Граве взглянул на часы.

– Я полагаю, что сейчас уже нет смысла. Через четверть часа должен быть следующий автобус, и с ним, я надеюсь, ничего подобного не случится. За это время до следующей остановки нам не дойти.

– А вы уверены, что следующий будет? – недоверчиво спросила Ева.

– Простите, доктор, но я надеюсь, вы не станете поддерживать предположения нашего спутника? Вам, жителю цивилизованной страны, было бы непростительно делать столь экстремальные предположения: будто у нас может произойти нечто… подобное.

– Ну, если говорить серьезно, – не сразу ответила Ева, – мне, откровенно говоря, страшно не хочется говорить серьезно, мне спать хочется… Но раз уж вы затеяли серьезную беседу… Мы, медики, кое-что начали понимать всерьез и раньше. А биологи – еще раньше нас. Начали… Но понимание, мне кажется, – это не миг, не прозрение, это влюбиться можно мгновенно… а понимание – процесс длительный. Хотя для начала нужен какой-то толчок… вроде нашей ОДЫ. Нет, мы понимали, что цивилизация приносит и немалый вред – но прикрывались успехами медицины, увеличением продолжительности жизни, и нам казалось, что проигранное в одном месте мы возмещаем в другом, и равновесие в общем сохраняется. Но вот все начинает становиться на места, и делается как-то неуютно… – она поежилась.

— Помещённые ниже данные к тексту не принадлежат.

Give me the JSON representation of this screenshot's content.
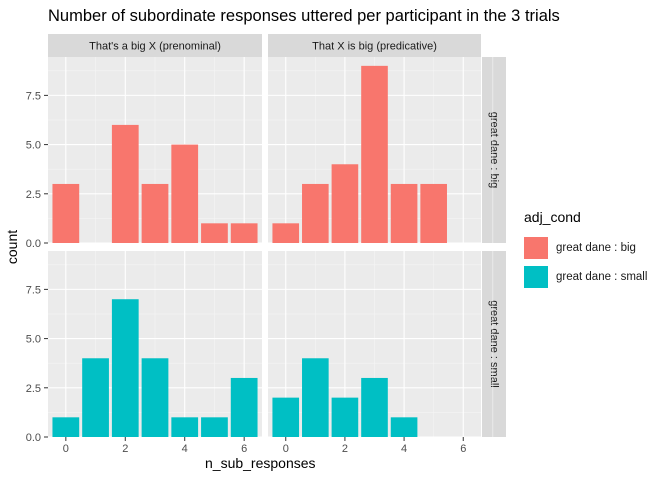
{
  "chart_data": {
    "type": "bar",
    "title": "Number of subordinate responses uttered per participant in the 3 trials",
    "xlabel": "n_sub_responses",
    "ylabel": "count",
    "x_ticks": [
      0,
      2,
      4,
      6
    ],
    "y_ticks": [
      0.0,
      2.5,
      5.0,
      7.5
    ],
    "y_tick_labels": [
      "0.0",
      "2.5",
      "5.0",
      "7.5"
    ],
    "xlim": [
      -0.6,
      6.6
    ],
    "ylim": [
      0,
      9.45
    ],
    "grid": true,
    "legend_position": "right",
    "legend": {
      "title": "adj_cond",
      "entries": [
        {
          "label": "great dane : big",
          "color": "#F8766D"
        },
        {
          "label": "great dane : small",
          "color": "#00BFC4"
        }
      ]
    },
    "facet_columns": [
      "That's a big X (prenominal)",
      "That X is big (predicative)"
    ],
    "facet_rows": [
      "great dane : big",
      "great dane : small"
    ],
    "panels": [
      {
        "row": 0,
        "col": 0,
        "color": "#F8766D",
        "x": [
          0,
          2,
          3,
          4,
          5,
          6
        ],
        "values": [
          3,
          6,
          3,
          5,
          1,
          1
        ]
      },
      {
        "row": 0,
        "col": 1,
        "color": "#F8766D",
        "x": [
          0,
          1,
          2,
          3,
          4,
          5
        ],
        "values": [
          1,
          3,
          4,
          9,
          3,
          3
        ]
      },
      {
        "row": 1,
        "col": 0,
        "color": "#00BFC4",
        "x": [
          0,
          1,
          2,
          3,
          4,
          5,
          6
        ],
        "values": [
          1,
          4,
          7,
          4,
          1,
          1,
          3
        ]
      },
      {
        "row": 1,
        "col": 1,
        "color": "#00BFC4",
        "x": [
          0,
          1,
          2,
          3,
          4
        ],
        "values": [
          2,
          4,
          2,
          3,
          1
        ]
      }
    ]
  }
}
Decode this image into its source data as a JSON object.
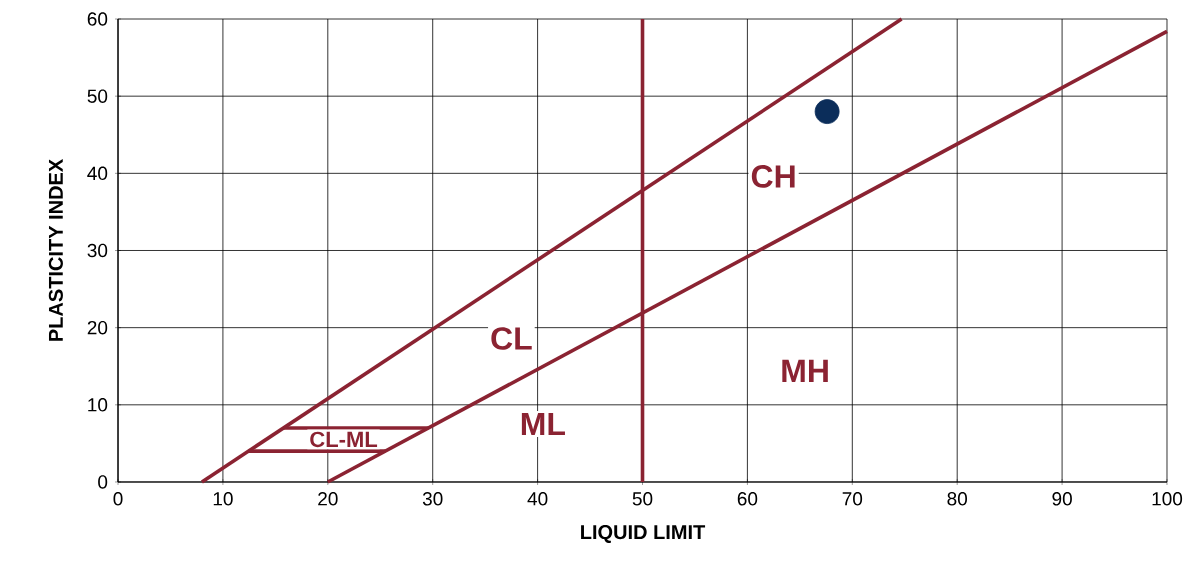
{
  "chart_data": {
    "type": "line",
    "xlabel": "LIQUID LIMIT",
    "ylabel": "PLASTICITY INDEX",
    "xlim": [
      0,
      100
    ],
    "ylim": [
      0,
      60
    ],
    "xticks": [
      0,
      10,
      20,
      30,
      40,
      50,
      60,
      70,
      80,
      90,
      100
    ],
    "yticks": [
      0,
      10,
      20,
      30,
      40,
      50,
      60
    ],
    "grid": true,
    "series": [
      {
        "color": "#8b2332",
        "x": [
          8,
          74.7
        ],
        "values": [
          0,
          60
        ]
      },
      {
        "color": "#8b2332",
        "x": [
          20,
          100
        ],
        "values": [
          0,
          58.4
        ]
      },
      {
        "color": "#8b2332",
        "x": [
          50,
          50
        ],
        "values": [
          0,
          60
        ]
      },
      {
        "color": "#8b2332",
        "x": [
          15.8,
          29.6
        ],
        "values": [
          7,
          7
        ]
      },
      {
        "color": "#8b2332",
        "x": [
          12.4,
          25.5
        ],
        "values": [
          4,
          4
        ]
      },
      {
        "type": "scatter",
        "color": "#0b2d5a",
        "marker": "circle",
        "x": [
          67.6
        ],
        "values": [
          48
        ]
      }
    ],
    "annotations": [
      "CH",
      "CL",
      "MH",
      "ML",
      "CL-ML"
    ]
  }
}
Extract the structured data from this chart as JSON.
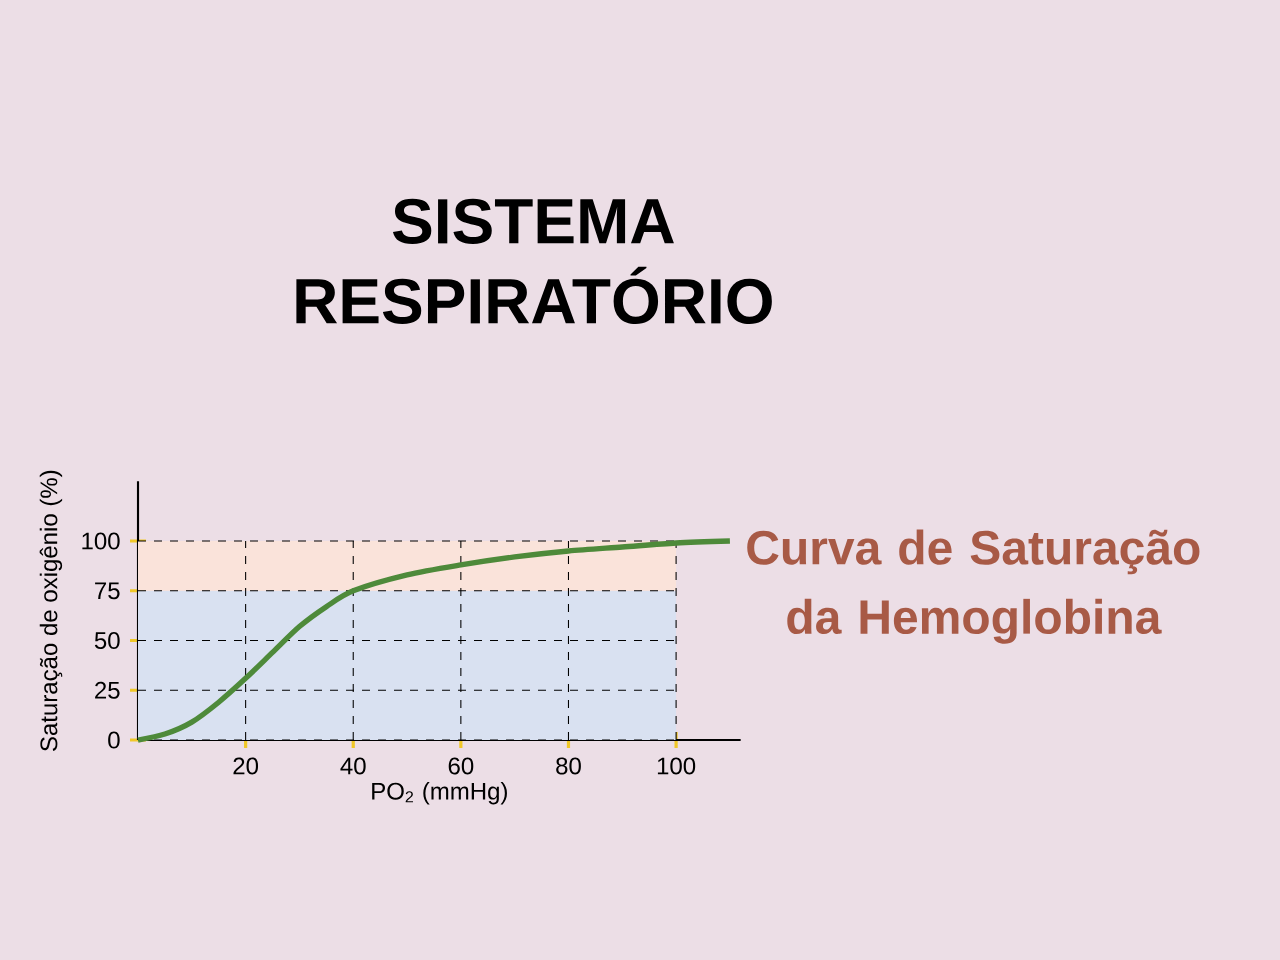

– Это нервы, только нервы, – сказал Граве. – Конечно, вы имеете дело с больными, а вот я с вами не могу согласиться. За последние десятилетия человечество выиграло великую битву – против ракет и ядерных головок. Мы победили без крови. И это настолько грандиозно, что на то, что вас беспокоит, я смотрю как на относительно мелкие неприятности.

– То была первая холодная война, – сказал Милов. – А сейчас мы вступили во вторую, и она будет посложнее. Потому что тогда воевать приходилось в основном с предрассудками, амбициями политиков и военных, ложными понятиями престижа, просто упрямством, порой – тупоумием, интересами военной промышленности; но тут можно было победить, потому что в глубине души все были согласны с самого начала: уж очень конкретной выглядела смерть. Как в авиакатастрофе: если вы падаете с неба – надежды не остается. Вот мы и выиграли. А сейчас идет та же самая битва за выживание. Но только если там враг был конкретен, я говорю не о пресловутом «образе врага», а о враге всеобщем: оружии, которое можно было при случае увидеть и потрогать, и если тот враг был не в нашей повседневной жизни, а вне ее – мы не катались на ракетах и не ели ядерные заряды, – то сейчас все неопределенно, опасность не концентрируется на десятке или сотне военных баз, она в нашем гараже, холодильнике, тарелке, стакане – она везде. И поняв это, человек хочет возвращения к первозданной чистоте воздуха, воды, пищи – но еще не согласен жертвовать ради этого всем комфортом, и пока он торгуется со смертью – процесс идет…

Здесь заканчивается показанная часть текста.